Contar Palavras
Um texto. Luiza precisa escrever um texto. Palavras que despertem nova emoção, que evoquem as mais remotas lembranças. A incumbência é suficiente para desencadear diversas reações. Luiza passa a noite remoendo as palavras procurando a melhor maneira para iniciar sua obra, entra na pequena sala onde escreve, para diante do espelho e olha para si mesma. Não reconhece a menina dentro dos seus olhos. Ela não tem nada a ver com a imagem da mulher que permanece estática pela surpresa.
Enquanto a memória atravessa as fronteiras do tempo, a menina magricela lhe sorri satisfeita.
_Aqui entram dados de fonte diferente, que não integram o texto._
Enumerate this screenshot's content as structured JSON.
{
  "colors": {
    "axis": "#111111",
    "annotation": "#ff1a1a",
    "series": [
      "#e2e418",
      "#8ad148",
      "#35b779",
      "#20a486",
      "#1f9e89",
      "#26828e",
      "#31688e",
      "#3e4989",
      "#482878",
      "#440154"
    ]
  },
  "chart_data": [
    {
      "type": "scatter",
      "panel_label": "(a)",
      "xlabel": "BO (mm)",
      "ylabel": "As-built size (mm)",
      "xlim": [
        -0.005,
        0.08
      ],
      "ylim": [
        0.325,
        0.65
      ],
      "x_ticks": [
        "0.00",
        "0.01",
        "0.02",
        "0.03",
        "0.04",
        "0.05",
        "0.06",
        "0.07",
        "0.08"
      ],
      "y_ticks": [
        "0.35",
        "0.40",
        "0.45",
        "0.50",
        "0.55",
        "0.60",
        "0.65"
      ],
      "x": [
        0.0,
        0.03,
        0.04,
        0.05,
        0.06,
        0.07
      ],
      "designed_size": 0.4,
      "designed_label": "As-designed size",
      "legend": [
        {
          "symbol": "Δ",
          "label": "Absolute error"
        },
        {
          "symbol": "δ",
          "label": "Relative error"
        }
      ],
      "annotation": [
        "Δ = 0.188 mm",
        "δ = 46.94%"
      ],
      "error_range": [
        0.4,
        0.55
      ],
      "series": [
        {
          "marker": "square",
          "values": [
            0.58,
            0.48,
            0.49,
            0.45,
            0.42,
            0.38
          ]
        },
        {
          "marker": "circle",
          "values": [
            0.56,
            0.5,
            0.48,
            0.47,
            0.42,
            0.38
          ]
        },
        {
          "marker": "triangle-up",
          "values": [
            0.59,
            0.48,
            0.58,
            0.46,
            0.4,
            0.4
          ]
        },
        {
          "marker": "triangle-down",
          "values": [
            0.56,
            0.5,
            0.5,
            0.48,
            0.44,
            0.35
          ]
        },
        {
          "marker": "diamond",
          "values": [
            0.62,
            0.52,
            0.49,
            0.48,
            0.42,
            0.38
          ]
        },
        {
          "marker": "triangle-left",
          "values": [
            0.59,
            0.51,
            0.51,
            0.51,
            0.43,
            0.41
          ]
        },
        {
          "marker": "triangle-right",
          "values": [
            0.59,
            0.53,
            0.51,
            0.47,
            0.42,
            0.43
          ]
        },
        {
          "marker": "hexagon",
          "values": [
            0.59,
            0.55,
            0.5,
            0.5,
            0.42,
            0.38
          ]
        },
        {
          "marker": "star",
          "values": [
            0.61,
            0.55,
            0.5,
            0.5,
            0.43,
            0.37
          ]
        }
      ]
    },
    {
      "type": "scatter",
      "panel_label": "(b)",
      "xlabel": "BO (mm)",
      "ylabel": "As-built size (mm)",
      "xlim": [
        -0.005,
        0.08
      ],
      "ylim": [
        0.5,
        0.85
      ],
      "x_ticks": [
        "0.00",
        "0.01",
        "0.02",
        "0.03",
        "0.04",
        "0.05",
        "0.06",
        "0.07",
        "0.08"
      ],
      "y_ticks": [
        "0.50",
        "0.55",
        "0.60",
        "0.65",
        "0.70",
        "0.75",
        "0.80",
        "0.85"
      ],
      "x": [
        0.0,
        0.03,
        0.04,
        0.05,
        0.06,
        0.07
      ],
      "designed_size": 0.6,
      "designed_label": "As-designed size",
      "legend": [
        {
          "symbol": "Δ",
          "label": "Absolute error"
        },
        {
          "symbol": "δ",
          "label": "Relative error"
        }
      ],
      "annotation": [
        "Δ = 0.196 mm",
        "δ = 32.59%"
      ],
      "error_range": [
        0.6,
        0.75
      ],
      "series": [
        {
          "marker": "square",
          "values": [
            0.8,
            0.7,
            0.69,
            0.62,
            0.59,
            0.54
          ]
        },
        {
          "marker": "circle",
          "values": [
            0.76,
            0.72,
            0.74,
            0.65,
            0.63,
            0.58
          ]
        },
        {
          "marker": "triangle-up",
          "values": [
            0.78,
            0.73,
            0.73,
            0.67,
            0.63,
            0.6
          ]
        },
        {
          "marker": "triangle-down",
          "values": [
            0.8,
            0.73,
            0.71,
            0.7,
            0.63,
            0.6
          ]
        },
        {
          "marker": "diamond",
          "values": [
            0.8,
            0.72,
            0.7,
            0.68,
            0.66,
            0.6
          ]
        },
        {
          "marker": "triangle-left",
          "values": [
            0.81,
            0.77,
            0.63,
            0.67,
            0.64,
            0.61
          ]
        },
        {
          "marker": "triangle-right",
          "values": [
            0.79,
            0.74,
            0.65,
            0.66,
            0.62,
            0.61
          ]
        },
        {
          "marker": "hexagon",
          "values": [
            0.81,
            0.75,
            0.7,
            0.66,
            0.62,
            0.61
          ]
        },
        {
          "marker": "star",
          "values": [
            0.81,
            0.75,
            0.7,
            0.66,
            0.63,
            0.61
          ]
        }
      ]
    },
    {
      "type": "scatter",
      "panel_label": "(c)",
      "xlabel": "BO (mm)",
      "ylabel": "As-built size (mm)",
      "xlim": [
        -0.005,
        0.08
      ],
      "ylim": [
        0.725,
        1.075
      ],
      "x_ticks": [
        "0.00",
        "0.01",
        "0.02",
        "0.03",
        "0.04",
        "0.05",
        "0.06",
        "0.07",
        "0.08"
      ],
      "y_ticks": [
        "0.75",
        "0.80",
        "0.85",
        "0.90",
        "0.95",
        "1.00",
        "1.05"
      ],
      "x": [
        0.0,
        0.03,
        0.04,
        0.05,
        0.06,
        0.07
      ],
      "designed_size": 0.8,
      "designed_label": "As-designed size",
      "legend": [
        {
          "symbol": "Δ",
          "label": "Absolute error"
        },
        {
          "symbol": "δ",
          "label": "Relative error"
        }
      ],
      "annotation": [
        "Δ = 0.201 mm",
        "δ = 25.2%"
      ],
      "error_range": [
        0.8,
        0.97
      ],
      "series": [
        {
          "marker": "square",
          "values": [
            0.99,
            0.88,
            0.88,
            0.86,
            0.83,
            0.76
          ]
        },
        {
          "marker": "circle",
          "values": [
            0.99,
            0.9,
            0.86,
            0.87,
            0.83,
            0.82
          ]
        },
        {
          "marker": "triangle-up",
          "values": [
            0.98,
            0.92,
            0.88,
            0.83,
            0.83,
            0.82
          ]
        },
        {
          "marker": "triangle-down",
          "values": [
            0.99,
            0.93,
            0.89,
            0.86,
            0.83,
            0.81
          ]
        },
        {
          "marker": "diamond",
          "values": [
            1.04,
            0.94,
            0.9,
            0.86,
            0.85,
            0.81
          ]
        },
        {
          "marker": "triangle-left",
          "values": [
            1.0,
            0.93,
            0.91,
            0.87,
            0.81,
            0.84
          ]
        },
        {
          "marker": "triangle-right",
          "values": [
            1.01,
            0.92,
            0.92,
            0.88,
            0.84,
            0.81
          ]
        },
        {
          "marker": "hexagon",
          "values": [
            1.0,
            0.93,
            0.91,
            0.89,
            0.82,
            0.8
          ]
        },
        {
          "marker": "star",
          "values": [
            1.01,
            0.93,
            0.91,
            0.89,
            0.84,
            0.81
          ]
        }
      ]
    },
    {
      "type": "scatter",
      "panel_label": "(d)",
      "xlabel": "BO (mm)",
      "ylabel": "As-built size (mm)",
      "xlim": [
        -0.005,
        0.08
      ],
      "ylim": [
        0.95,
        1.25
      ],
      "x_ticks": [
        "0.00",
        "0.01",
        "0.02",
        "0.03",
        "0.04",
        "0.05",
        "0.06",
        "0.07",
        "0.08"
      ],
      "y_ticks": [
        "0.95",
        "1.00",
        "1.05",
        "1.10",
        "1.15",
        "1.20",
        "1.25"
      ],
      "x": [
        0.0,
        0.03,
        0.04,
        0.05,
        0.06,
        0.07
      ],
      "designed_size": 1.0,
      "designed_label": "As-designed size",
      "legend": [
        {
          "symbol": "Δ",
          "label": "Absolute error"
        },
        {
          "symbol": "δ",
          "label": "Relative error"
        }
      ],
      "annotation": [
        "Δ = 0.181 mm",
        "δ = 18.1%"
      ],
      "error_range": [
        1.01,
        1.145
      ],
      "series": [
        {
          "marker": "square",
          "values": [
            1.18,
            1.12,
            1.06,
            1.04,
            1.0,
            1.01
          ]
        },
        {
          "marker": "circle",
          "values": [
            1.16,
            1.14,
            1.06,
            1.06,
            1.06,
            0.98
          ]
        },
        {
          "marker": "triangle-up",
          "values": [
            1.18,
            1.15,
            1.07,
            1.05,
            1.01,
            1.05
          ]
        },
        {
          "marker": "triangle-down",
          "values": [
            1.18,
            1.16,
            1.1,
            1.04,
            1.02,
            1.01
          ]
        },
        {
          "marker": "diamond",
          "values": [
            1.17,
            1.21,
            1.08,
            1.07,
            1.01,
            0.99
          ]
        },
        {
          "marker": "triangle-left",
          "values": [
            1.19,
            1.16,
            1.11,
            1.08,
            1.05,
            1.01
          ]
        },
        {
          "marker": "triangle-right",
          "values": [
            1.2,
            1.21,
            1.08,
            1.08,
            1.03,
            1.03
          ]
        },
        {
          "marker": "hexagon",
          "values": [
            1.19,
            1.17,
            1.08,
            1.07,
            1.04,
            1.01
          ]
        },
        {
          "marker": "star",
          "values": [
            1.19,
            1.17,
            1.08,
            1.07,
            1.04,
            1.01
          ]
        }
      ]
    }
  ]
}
As pernas mais parecem dois bambus, os cabelos em desalinho, presos atrás das orelhas de abano, o olhar tem a profundidade de um lago e contrastam com as mãos ágeis que procuram papel e lápis.
A intenção é escrever as histórias extraordinárias que guarda como um verdadeiro tesouro. De repente, não lembra nenhuma delas, nem as mais corriqueiras. Perderam-se no espelho ou estão retidas na memória, junto aos sonhos que não realizou.
Luiza busca no espelho da alma o caminho percorrido atrás da escrita perfeita, da palavra certa, capaz de descrever todas as vidas que trás dentro da própria vida.
Não sabe dizer em que atalho perdeu a inspiração. As palavras ditosas não fazem parte do seu vocabulário. Por falta de recursos permanecem como diamante bruto a ser lapidado.
O esforço é continuo para se entender com as palavras. Qualquer papel serve para os rabiscos que só ela é capaz de decifrar. As palavras soltas correm na velocidade do pensamento, ganham vida, entram no ritmo frenético de prisioneiras recém libertas.
Desafiam Luiza a executar tão nobre tarefa, escrever um conto. Até que escreve bem, mas ao iniciar seu intento, como encontrar seu próprio estilo, capaz de transformar meras palavras em criação literária? Não encontra coerência entre o que se passa em sua mente e o que suas palavras querem dizer.
Sopra as cinzas do tempo e uma faísca brilha na memória. Tenta uma vez. Enrosca. Na segunda tentativa, algumas palavras surgem tímidas, desafiam seu senso critico, apaga, corrige, reescreve tantas vezes, que não sabe onde começa e onde termina o texto de frases soltas.
Nova tentativa. Só então as palavras caem em suas mãos como orvalho na madrugada. A leitura detalhada revela algumas palavras supérfluas, outras exageradas e algumas, não se encaixam no assunto em questão, sem contar os erros de gramática que necessitam de correção.
A pretensa escritora não conta com tamanho ardil. As palavras não obedecem e teimosas querem impor suas regras, como a mostrarem, que para ser escritora é preciso ter algo mais. Não basta saber escrever. É necessário que as palavras brotem da alma, para só depois serem analisadas, corrigidas, transformadas num bom texto, num presente a todos que apreciam a leitura de um conto.